Tuesday, September 15, 2020

Review: Bone Orchard Gospel

 (Full disclosure: I know this game's author. This is not an objective review. I am positively disposed to both F. Killian and Stone Dark Bruceman Games)

art by F. Killian on instagram.

Bone Orchard Gospel is a roleplaying game set in another world's Old West, on a continent settled by colonists who believe the lands they came from have been destroyed by their god. It is a horror game, in the sense that there is fear and woe, but not in the sense that players should expect werewolves or pod people.

The book is around 100 pages, written and illustrated by indie creator F. Killian. In setting out a world and a system, Killian keeps a utilitarian style, trusting to the content and the art to communicate the mood. These pieces do create a singular effect, though some will no doubt find them jarring. While the interior is well-printed, my copy's cover had notable pixelation. While this is no worse than some spot art in my copy of Gardens of Ynn, it is something I hope would be fixed in later printings. 

The book is well laid-out, and I found it easy to reference during play. However, while the book is available in PDF, I find that format worse than usual for this book. The text, while ordered properly and with effective header placement, feels like a long bloc when viewed on a laptop screen. After a few pages of foreword, Killian offers about 20 pages of background on the land of Ludt. Much of this is an overview of the two religious sects that define the canonical enmities of Ludt, Jasperism and Miterism. The minutiae of these faiths, and of demography, society, and mores are not covered. Instead, the Judge (GM) is told to run Ludt in the way they see fit. Instead of reading an in-depth restatement of the American West, you are told that Jasperites have patron saints of inquisition, mercy, and colonialism.

The Rules (Troopers, Vaqueros, and City Men)
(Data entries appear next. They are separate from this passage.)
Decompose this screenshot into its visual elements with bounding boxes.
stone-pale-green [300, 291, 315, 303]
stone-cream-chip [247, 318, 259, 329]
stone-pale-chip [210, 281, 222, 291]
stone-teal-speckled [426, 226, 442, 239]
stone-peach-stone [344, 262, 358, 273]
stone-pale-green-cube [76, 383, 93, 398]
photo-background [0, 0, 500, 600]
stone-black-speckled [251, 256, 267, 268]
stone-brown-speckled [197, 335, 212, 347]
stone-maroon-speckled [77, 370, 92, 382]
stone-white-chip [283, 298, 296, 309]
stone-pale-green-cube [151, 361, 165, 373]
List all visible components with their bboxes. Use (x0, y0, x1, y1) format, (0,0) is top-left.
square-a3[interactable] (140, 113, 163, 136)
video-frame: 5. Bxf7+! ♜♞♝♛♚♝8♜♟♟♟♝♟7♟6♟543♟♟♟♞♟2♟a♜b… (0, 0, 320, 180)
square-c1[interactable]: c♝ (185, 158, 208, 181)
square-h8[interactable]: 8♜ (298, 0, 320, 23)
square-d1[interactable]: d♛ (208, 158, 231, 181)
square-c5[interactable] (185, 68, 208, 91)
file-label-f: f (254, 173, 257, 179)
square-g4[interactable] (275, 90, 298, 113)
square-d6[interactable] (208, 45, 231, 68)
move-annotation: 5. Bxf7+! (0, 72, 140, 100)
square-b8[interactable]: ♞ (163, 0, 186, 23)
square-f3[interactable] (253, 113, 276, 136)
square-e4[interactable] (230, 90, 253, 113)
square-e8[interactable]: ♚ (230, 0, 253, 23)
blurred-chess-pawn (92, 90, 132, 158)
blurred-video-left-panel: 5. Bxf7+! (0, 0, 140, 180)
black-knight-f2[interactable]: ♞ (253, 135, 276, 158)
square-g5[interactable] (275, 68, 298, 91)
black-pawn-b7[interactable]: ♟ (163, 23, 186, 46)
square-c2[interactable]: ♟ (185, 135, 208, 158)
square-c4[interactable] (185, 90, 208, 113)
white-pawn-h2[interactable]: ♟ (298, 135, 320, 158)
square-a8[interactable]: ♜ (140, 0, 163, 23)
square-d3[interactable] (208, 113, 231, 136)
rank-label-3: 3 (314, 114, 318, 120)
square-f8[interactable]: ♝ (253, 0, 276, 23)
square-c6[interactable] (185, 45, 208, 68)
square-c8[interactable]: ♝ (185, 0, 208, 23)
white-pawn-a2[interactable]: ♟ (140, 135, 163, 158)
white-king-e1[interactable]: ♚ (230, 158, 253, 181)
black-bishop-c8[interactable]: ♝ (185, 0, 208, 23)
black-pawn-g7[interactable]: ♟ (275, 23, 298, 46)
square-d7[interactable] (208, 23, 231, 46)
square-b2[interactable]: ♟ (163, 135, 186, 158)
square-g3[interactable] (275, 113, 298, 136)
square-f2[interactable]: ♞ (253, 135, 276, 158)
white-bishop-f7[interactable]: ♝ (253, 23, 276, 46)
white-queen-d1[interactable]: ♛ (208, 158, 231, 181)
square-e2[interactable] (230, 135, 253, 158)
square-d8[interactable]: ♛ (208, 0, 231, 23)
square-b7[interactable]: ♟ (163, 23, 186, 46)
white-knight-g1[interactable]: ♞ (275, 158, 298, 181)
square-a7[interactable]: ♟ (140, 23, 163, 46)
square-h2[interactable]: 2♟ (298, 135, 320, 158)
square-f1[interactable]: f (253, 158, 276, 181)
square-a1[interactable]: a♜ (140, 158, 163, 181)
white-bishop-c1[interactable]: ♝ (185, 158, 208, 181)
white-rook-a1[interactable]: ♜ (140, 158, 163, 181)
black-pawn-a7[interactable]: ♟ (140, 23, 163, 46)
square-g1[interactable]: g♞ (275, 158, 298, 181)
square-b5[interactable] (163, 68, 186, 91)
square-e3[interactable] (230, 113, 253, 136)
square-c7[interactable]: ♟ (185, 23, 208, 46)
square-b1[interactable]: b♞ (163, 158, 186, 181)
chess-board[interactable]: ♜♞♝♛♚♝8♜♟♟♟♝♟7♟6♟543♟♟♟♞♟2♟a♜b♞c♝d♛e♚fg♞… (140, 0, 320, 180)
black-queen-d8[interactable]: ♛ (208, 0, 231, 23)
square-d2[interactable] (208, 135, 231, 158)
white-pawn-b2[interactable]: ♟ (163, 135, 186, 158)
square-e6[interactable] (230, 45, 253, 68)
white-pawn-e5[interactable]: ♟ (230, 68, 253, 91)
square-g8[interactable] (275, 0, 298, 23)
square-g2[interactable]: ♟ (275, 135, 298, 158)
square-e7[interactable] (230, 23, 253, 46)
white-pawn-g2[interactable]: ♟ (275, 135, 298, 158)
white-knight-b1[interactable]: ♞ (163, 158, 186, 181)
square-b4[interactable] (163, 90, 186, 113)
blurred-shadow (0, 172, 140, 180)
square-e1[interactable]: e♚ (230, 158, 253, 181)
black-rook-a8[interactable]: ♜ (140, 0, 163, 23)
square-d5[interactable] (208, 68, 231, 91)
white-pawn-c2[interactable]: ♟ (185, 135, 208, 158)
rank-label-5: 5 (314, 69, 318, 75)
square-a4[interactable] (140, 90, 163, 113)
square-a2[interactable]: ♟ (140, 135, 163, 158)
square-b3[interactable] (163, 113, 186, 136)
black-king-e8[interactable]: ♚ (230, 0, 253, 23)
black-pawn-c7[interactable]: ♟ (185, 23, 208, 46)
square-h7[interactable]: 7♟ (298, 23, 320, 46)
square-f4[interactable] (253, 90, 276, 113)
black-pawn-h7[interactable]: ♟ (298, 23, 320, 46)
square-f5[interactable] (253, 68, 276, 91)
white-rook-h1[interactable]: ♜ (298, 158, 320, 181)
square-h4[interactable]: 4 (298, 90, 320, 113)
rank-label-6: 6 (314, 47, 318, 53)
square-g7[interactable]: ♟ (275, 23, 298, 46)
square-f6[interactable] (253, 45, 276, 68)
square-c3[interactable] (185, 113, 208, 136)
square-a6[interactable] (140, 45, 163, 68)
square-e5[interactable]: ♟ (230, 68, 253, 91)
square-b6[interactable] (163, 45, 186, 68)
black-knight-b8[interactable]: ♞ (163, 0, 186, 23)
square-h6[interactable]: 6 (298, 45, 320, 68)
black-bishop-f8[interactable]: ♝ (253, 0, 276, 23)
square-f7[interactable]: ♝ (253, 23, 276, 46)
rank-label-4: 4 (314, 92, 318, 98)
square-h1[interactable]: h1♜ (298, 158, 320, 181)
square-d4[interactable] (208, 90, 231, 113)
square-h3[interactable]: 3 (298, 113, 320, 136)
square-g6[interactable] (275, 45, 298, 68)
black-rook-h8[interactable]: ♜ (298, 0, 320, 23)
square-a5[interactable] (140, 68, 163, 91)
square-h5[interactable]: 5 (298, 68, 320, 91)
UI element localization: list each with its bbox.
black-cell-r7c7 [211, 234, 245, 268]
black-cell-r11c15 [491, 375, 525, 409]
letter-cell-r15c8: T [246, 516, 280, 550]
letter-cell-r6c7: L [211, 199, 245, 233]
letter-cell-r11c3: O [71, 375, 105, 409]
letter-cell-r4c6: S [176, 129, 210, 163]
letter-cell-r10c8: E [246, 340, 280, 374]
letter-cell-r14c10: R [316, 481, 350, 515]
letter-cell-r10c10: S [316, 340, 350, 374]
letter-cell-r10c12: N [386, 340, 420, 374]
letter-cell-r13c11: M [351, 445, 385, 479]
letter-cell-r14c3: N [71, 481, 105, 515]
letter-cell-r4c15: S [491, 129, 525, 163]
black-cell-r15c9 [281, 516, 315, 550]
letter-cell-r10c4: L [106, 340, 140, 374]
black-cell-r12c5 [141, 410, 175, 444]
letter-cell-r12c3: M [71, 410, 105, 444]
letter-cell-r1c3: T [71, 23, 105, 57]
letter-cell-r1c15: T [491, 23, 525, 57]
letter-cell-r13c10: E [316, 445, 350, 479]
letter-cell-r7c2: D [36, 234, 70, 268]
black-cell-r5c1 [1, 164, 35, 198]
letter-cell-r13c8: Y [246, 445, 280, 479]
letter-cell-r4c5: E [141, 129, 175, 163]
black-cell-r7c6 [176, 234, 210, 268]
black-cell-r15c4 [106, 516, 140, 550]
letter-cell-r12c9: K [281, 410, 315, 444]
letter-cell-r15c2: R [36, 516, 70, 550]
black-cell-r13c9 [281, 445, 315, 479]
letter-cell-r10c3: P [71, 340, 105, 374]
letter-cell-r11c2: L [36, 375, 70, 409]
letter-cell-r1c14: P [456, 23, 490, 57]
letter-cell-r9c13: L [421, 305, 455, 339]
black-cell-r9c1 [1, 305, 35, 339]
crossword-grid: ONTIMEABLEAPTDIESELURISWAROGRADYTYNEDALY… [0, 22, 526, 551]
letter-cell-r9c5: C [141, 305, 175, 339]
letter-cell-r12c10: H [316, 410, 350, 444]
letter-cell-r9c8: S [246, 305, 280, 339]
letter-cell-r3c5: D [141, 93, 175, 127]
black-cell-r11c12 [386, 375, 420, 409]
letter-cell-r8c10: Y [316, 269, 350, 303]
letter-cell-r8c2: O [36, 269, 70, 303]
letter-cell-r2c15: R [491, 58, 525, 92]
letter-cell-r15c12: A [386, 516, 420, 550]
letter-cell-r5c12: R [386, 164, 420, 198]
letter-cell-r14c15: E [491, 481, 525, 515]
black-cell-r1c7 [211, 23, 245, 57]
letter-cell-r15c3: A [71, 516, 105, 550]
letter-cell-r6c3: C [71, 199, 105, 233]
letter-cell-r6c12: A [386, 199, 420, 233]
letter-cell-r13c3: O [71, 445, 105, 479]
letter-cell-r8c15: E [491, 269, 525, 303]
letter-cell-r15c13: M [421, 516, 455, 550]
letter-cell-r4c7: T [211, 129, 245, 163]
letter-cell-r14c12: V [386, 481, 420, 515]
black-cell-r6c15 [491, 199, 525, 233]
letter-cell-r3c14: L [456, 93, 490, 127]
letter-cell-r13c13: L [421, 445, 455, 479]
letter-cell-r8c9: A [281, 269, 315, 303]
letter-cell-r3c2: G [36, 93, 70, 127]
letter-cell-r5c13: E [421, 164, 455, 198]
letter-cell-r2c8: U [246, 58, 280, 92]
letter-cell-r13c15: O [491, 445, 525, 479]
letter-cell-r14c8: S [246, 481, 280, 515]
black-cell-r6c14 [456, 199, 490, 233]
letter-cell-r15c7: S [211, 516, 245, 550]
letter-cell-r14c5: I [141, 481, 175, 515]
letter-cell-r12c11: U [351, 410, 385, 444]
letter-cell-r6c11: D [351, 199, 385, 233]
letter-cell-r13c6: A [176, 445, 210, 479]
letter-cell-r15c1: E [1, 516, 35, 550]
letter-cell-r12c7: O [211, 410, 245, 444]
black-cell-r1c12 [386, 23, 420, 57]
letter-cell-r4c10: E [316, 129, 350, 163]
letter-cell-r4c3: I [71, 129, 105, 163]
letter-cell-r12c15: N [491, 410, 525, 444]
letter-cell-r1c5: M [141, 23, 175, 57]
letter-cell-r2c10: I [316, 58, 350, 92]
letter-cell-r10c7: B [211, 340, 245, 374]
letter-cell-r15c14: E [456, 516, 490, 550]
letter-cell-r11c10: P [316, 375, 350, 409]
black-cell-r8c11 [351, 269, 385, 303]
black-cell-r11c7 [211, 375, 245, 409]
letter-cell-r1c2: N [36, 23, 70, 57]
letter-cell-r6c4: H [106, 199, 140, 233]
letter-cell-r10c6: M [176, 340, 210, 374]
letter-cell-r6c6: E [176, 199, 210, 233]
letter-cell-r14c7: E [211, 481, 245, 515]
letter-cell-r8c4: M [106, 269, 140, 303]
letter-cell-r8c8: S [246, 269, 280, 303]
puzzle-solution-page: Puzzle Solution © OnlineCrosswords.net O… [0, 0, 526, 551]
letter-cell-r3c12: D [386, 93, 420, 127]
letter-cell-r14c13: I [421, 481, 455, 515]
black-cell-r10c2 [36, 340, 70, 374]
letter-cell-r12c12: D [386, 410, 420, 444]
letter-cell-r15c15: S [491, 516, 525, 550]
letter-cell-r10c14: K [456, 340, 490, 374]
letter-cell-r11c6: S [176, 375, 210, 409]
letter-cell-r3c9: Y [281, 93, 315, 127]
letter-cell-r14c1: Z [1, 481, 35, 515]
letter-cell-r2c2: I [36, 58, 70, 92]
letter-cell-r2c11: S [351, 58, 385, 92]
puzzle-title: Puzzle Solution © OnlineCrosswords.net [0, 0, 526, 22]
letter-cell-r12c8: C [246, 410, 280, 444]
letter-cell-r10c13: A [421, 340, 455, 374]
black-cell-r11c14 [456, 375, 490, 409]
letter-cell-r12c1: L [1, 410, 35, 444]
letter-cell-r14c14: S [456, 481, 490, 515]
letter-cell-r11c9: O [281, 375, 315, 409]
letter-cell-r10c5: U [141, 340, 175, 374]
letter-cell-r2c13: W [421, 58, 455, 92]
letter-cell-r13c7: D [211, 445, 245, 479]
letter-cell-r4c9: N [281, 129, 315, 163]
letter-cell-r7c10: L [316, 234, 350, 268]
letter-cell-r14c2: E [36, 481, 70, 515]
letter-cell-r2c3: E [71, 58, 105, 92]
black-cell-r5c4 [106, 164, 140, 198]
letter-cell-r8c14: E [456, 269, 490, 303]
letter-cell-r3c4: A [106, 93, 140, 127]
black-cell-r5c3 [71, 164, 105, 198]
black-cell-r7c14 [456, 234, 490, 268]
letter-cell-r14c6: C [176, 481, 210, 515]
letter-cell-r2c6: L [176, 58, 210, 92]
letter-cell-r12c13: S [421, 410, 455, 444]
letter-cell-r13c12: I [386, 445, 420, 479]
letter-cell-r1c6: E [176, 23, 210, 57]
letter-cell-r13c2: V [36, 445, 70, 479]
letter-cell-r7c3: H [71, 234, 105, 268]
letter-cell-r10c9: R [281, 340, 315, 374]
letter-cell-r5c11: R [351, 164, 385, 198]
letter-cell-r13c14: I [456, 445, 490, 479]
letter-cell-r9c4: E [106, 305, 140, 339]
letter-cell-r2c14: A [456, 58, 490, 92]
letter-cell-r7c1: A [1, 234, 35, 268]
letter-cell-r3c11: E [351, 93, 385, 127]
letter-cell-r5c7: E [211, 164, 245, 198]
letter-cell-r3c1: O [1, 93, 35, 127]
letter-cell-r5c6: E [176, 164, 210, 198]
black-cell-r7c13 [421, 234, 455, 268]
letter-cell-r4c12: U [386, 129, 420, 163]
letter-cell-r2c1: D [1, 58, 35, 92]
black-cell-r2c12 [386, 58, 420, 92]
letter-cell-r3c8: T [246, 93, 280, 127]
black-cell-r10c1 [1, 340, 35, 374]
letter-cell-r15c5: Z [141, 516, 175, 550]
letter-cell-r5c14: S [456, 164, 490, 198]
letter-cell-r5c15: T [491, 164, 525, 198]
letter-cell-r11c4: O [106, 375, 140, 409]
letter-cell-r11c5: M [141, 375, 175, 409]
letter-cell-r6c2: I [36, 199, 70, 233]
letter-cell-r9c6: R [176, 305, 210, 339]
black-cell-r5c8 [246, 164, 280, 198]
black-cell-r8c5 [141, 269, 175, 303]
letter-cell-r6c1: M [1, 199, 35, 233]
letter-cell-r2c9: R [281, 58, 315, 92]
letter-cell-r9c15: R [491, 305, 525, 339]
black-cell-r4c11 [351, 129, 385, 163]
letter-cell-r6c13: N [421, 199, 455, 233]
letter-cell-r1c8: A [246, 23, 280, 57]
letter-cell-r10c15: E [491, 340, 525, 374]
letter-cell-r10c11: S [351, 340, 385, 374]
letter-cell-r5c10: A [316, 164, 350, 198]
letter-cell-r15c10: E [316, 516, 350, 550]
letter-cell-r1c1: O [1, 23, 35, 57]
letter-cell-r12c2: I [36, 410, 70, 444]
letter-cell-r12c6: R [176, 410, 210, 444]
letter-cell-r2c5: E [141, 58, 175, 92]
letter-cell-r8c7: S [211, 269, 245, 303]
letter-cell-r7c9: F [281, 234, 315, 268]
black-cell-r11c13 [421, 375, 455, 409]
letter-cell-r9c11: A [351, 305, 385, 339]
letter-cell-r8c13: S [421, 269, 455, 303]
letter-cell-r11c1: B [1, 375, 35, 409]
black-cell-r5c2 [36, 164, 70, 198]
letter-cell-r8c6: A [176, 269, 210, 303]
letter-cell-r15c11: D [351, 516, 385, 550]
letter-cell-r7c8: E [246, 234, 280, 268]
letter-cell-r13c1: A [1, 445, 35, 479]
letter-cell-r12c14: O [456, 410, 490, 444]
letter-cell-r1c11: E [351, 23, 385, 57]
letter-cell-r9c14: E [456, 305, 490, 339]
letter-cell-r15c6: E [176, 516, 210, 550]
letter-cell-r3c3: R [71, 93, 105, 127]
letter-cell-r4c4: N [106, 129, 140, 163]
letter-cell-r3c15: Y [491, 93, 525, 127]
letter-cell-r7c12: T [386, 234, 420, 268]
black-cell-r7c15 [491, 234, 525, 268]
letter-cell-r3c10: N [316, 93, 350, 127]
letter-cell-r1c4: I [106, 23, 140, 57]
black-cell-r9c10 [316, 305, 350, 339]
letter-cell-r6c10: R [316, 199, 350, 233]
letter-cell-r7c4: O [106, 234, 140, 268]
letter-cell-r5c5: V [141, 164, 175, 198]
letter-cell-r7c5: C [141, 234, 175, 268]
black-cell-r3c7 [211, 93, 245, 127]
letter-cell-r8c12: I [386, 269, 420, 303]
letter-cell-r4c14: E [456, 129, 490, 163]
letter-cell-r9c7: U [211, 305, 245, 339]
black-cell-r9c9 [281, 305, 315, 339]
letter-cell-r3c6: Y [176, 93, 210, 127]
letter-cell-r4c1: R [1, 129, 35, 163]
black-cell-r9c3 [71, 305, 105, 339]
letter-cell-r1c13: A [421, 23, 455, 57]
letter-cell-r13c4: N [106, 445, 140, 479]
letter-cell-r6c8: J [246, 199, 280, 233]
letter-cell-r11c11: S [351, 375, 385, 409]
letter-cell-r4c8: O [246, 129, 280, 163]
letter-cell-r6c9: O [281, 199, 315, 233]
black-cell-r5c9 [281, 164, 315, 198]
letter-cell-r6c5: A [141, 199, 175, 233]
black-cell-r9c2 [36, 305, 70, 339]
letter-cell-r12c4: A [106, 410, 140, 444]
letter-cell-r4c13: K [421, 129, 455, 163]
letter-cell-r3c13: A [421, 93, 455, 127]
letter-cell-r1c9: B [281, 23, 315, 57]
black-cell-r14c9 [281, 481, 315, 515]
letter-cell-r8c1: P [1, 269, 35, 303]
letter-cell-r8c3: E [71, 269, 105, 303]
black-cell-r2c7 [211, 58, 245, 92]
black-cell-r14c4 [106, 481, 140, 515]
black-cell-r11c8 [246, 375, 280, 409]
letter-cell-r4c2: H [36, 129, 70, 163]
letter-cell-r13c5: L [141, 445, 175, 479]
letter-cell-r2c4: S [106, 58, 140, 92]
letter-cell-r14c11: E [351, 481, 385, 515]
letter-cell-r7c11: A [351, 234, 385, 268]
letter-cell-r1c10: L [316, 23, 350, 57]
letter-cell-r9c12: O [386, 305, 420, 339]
art by F. Killian on instagram

The rules for character creation and play are shorter than even this brisk overview of the world. In addition to a concept (such as "train robber" or "town doctor") PCs spread points among four features: Gumption, Civilization, Grit, and Learnin'. To test their ability, they roll a number of d6s equal to twice their feature and try to get multiples of the same number. So if you're trying to, say, gun down a rival pistolero, that might be a "match 4" check. You would roll twice your Grit score and try to get four of a kind on the roll.

This turns out to be really hard, so when you really need to succeed you can "copper a feature," rolling extra dice at the risk of getting an equivalent penalty should you fail. In running the game I learned that coppering frequently can be essential to player success, which also means that there is constant risk of shattering a character's confidence when they fail.

Each weapon has its own damage table. This is the most amusing part of the book, where dreadfully lethal armaments are graced by illustrations of violence and distress. Whenever you roll on these tables, you always have at least a one-in-six chance of dying outright.

It is around here that we are greeted with this instruction:

In respecting that, I will simply say that there are three one-shots which can be played in series, as well as a short story set in Ludt. I ran the first one and it is excellent. All three contain elements of horror in the form of terrible consequences which, while the party may avert them, are on track to come down hard without being telegraphed obviously. In play as I narrated the epilogue of the one-shot (or "Yarn"), the players grew quiet and serious. It was heavy. It weighed on them. And I knew that while I hadn't expected them to avoid the final consequence of the adventure, it was something totally possible. This final effect was something I have not achieved in many games, and in my mind excuses the minor oddities you find in any indie product.

The short fiction piece, "A City Man", is excellent, but beyond this review's scope. I will say I like full-on fiction at the end, as in Bone Orchard Gospel, rather than in the front, as in what I've read of Vampire the Masquerade.

Final Considerations

Bone Orchard Gospel is not an OSR game, but it features a some of the best features of that movement. Character creation is smooth, gameplay simple. Combat is deadly and smart play is rewarded. The example yarns prove good examples for how to tell horror stories in a roleplay setting, where failure and misery is the river of the world.

I would recommend this game to people entranced by the art, those looking for unique and simple resolution mechanics, folks who want a good game for one-shots, and fans of Dark Tower, True Grit, or Dogs in the Vineyard.

I would not recommend this game to those looking to run a long campaign or pulpy adventure, to people who would only be interested in the PDF, to those who don't want to own games which mention horrible themes, or to people who own fewer than eight d6s.

Bone Orchard Gospel can be purchased on DriveThruRPG. Currently, only the PDF is available through tat seller, but the paper copy is available elsewhere for around $15.